The complication is that each of these raster datasets typically consist of millions of pixels. While each individual objects in a vector dataset can be linked with RDF, using the same technique to describe every single pixel in a raster image is enormously resource consuming and of limited value in most cases. Ontologies applied to raster data should be designed to answer questions like: What type of information can I extract from this data? How can I combine different datasets for better value?
An example of a raster datasets showing sea water potential temperature in the Mediterranean. These data have dimensions in both space and time.
Fortunately there are a variety of different approaches that we can explore to link raster data.

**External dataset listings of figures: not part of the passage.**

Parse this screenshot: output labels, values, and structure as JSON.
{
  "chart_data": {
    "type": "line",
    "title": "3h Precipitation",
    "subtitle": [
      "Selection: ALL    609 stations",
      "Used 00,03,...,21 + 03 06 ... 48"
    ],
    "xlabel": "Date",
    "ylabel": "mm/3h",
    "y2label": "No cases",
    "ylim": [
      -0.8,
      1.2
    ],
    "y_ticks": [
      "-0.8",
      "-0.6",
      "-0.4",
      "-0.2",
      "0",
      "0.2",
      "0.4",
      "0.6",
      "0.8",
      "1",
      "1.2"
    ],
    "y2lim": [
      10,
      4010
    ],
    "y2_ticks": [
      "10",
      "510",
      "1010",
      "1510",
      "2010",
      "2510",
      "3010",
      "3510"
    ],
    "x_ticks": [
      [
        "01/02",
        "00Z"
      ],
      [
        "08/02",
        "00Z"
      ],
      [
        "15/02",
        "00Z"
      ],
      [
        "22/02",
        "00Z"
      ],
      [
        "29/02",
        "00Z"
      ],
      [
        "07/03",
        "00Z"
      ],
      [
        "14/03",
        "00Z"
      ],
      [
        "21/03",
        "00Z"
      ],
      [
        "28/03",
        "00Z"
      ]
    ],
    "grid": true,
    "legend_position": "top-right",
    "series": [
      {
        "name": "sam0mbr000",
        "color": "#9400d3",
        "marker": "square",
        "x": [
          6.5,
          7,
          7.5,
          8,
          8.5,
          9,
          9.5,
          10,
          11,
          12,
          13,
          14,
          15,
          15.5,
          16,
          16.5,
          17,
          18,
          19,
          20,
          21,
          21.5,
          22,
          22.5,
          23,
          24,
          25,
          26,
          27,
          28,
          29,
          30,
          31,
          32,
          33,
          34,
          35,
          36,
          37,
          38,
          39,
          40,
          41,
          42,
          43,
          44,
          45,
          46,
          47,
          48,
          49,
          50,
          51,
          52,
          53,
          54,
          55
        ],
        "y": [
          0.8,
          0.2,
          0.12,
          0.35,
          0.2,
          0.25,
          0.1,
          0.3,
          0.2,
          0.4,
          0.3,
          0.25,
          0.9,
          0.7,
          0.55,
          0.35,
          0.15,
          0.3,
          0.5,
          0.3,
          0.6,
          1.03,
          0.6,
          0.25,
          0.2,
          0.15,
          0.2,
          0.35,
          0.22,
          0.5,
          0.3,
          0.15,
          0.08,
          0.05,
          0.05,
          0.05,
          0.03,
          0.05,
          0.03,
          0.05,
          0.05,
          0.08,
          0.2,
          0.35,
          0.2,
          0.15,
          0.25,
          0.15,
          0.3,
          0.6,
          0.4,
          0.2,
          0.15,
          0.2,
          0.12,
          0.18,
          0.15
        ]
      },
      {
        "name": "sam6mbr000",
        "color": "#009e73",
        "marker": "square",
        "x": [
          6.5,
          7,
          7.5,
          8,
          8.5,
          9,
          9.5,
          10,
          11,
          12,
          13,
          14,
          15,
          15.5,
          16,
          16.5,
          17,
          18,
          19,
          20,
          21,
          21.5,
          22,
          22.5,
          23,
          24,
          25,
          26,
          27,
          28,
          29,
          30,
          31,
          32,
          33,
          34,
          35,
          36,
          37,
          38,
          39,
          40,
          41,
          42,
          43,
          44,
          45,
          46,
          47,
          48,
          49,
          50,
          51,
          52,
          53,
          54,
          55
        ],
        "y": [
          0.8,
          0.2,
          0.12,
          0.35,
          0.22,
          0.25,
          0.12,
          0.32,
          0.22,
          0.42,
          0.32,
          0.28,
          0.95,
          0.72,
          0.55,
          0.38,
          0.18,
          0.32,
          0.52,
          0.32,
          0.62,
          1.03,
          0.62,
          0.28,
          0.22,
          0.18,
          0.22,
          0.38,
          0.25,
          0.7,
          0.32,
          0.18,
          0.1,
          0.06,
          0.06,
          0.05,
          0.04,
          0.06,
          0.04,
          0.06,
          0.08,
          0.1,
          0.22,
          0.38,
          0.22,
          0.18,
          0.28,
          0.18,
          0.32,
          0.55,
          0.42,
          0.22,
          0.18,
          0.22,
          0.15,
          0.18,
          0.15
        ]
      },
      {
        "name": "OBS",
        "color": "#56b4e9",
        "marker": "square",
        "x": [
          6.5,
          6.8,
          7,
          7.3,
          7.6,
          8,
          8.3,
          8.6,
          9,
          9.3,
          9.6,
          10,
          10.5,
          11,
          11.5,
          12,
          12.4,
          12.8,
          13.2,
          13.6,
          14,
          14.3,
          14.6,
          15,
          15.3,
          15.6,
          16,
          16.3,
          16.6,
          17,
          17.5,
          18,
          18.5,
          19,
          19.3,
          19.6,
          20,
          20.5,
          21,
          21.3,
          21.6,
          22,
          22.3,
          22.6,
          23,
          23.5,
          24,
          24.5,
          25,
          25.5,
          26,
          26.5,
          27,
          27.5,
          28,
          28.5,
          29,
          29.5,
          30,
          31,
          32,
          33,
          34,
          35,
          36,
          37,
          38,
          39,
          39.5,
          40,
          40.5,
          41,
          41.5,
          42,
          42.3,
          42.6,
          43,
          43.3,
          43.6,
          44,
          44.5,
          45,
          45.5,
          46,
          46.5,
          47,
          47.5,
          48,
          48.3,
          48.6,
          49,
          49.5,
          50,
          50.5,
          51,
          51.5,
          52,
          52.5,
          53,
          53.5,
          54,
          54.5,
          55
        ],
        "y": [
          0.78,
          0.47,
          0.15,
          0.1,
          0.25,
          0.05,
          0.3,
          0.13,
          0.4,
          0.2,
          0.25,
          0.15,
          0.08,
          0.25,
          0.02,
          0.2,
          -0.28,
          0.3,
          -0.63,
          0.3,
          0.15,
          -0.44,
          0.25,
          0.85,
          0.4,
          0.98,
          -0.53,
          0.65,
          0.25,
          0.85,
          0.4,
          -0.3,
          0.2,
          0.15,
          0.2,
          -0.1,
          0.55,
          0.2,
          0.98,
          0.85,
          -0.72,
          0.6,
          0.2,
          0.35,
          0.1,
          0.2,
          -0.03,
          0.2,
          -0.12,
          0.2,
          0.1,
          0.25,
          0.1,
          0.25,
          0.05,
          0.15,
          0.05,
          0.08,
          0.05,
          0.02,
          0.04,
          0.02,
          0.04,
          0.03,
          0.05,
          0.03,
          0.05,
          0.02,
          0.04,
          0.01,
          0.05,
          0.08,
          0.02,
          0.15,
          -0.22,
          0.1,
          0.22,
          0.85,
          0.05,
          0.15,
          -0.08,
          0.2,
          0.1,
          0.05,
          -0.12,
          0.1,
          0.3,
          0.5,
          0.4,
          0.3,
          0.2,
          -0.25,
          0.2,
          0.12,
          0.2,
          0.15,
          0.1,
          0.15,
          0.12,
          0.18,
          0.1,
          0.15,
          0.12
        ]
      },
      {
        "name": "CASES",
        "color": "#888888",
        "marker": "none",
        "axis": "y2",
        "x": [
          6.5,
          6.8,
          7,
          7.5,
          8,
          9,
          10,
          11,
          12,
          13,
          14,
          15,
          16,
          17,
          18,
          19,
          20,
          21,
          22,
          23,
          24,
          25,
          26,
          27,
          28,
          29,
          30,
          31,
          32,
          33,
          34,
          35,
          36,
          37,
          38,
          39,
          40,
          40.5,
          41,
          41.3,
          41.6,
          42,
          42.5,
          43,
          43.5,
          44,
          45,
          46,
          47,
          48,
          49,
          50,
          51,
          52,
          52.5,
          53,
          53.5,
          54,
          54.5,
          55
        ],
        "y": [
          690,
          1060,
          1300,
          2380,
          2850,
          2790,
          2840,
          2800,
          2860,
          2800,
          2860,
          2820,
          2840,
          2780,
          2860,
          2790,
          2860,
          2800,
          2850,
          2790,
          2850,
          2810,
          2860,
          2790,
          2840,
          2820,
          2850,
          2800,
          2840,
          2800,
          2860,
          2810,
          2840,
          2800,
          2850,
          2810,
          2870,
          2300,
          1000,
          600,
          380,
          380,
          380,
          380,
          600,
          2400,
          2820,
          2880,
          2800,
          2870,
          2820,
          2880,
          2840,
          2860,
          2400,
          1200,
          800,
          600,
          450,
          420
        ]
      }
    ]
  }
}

If raster data represent images, one may be interested in features within the image (a church, a stadium, a park). In this case the first step is to extract information from the image (image classification) and create a new vector representation of that geographic area, allowing RDF mapping of vector data to be done as described above.
A more complex case is where raster images represent continuously variable physical fields, like in our Marine Quality Assessment service. In this case, a simple approach is to slice the image using pre-defined thresholds, thus identifying individual areas/polygons associated with features of interest (e.g. areas where the salinity exceeds a critical threshold). This approach will again resolve the problem by translating raster data into a vector representation which is suitable for RDF. The drawback is that the method forces the developer to choose the slicing thresholds beforehand, thus losing the original information richness.
A third and more flexible strategy builds on top of recent Array Databases such as Rasdaman or MonetDB, which allow users to query both metadata and raster data using the SQL/MDA (Multi-Dimensional Arrays) standard. This same approach could be used for implementing an RDF representation of raster data and information extraction. A SPARQL-like approach would then allow to extract and combine semantics from raster data without prior conversion into vector format, thus retaining the full information content. We are currently working in MELODIES to achieve this challenging goal.